As shown in the picture, we have 4 obstacles.

• The longest course ending at obstacles[0] contains 1 obstacle, obstacles[0] itself.
• The longest course ending at obstacles[1] contains 2 obstacles, obstacles[0] and [1].
• The longest course ending at obstacles[2] contains 3 obstacles, obstacles[0], [1], and [2].
• The longest course ending at obstacles[3] contains 3 obstacles, obstacles[0], [1], and [3]. Note that the course must be non-decreasing so it can't contain obstacles[2] as it is taller than obstacles[3].

We need to find answer, where answer[i] represents the length of the longest course that ends with obstacles[i]. In our case, answer = [1, 2, 3, 3].

Greedy & Binary Search

Algorithm

1. Initialize an empty array lis, an array answer of the same length as obstacles.
2. Iterate over obstacles.
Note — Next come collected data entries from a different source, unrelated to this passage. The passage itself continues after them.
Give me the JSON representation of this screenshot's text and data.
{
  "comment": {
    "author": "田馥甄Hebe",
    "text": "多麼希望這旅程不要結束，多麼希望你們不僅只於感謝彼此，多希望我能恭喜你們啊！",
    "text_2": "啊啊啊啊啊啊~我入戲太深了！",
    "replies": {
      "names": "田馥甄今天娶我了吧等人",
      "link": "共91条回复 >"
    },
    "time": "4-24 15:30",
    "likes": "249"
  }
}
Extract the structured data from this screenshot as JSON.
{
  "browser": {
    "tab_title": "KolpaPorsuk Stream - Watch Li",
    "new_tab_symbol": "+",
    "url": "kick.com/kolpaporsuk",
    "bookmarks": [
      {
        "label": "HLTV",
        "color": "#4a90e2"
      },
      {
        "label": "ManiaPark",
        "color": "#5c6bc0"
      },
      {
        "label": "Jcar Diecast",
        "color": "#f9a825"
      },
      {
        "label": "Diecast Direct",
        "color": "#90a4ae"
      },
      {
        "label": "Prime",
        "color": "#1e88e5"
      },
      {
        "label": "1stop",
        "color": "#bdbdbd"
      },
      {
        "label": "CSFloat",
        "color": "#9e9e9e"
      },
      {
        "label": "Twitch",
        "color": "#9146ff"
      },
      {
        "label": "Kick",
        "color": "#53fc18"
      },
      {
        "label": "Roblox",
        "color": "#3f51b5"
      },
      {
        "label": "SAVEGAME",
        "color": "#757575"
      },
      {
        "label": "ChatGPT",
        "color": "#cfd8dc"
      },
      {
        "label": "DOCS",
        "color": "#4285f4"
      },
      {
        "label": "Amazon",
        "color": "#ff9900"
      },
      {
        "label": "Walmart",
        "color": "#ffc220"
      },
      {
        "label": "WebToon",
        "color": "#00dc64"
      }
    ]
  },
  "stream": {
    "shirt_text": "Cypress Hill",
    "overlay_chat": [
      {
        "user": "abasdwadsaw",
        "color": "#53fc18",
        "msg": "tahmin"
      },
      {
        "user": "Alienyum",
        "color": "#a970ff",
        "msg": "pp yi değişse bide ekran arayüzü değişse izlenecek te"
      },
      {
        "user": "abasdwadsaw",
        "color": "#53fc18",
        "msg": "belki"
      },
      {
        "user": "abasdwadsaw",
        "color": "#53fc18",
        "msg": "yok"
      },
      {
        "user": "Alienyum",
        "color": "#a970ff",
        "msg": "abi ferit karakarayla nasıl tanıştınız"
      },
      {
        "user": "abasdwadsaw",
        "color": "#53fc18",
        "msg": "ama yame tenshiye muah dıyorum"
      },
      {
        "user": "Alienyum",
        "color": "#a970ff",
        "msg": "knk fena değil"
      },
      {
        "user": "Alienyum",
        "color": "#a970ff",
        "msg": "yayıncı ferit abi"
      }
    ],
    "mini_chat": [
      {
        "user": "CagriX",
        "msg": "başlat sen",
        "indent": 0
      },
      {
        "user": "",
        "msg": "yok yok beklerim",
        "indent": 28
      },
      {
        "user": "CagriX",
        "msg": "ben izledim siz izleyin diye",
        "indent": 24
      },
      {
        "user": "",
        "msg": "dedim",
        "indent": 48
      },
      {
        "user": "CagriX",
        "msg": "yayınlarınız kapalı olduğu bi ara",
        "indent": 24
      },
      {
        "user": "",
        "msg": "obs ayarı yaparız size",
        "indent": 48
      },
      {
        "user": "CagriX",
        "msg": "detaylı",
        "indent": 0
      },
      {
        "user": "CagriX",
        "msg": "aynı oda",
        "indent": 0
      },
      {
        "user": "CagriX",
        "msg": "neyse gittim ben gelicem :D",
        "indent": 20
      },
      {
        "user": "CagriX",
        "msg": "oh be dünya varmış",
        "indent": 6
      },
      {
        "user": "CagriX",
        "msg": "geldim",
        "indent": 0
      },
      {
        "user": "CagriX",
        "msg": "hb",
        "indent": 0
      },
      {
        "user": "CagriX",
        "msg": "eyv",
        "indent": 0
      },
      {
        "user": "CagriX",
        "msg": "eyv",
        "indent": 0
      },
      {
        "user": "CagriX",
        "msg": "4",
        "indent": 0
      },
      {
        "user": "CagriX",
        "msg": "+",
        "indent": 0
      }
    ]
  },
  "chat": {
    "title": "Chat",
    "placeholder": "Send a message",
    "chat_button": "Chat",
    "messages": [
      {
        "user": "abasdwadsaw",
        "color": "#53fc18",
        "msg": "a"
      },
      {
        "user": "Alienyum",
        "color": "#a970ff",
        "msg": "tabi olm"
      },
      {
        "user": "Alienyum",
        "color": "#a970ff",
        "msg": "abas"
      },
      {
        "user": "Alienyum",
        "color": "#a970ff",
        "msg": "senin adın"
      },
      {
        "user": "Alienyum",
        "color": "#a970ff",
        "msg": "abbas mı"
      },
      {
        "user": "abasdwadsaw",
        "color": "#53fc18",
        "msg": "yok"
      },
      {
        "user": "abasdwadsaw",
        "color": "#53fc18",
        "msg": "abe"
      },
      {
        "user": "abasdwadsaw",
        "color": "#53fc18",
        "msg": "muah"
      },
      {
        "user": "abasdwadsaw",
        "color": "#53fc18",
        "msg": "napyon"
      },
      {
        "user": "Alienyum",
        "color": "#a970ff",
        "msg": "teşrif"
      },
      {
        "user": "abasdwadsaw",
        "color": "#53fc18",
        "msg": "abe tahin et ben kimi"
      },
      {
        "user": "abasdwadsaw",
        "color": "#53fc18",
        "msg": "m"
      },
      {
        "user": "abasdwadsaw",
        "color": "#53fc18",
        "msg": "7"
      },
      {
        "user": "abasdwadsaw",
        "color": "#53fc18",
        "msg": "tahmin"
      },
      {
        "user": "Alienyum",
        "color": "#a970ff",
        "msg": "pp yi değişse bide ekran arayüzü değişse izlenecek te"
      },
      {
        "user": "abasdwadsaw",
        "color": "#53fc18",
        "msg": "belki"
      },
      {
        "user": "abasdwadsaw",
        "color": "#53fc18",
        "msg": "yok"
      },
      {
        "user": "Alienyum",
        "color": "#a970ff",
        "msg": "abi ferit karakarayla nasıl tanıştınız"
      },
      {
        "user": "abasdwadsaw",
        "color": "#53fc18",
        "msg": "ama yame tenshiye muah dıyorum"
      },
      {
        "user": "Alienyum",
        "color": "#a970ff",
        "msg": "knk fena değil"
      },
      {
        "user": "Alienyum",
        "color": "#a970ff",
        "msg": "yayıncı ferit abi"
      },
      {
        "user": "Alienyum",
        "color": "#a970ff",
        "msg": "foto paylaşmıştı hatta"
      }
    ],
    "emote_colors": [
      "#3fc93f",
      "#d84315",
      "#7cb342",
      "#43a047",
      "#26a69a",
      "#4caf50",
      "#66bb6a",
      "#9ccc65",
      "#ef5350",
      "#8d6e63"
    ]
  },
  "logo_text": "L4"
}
At each step i, we find idx, the rightmost insertion position of obstacles[i] to lis.

• If idx equals the length of lis, append obstacles[i] to lis.
• Otherwise, update lis[idx] = obstacles[i].
• Update answer[i] = idx + 1.

3. Return answer once the iteration ends.

class Solution:
    def longestObstacleCourseAtEachPosition(self, obstacles: List[int]) -> List[int]:
        n = len(obstacles)
        answer = [1] * n

        lis = list()

        for i, height in enumerate(obstacles):
            lo, hi = 0, len(lis)
            while lo < hi:
                mi = lo + (hi - lo) // 2
                if lis[mi] <= height:
                    lo = mi + 1
                else:
                    hi = mi                
            idx = lo
            if idx == len(lis):
                lis.append(height)
            else:
                lis[idx] = height

            answer[i] = idx + 1
        
        return answer

class Solution:
    def longestObstacleCourseAtEachPosition(self, obstacles: List[int]) -> List[int]:
        n = len(obstacles)
        answer = [1] * n

        lis = list()

        for i, height in enumerate(obstacles):
            idx = bisect.bisect_right(lis, height)
            if idx == len(lis):
                lis.append(height)
            else:
                lis[idx] = height

            answer[i] = idx + 1
        
        return answer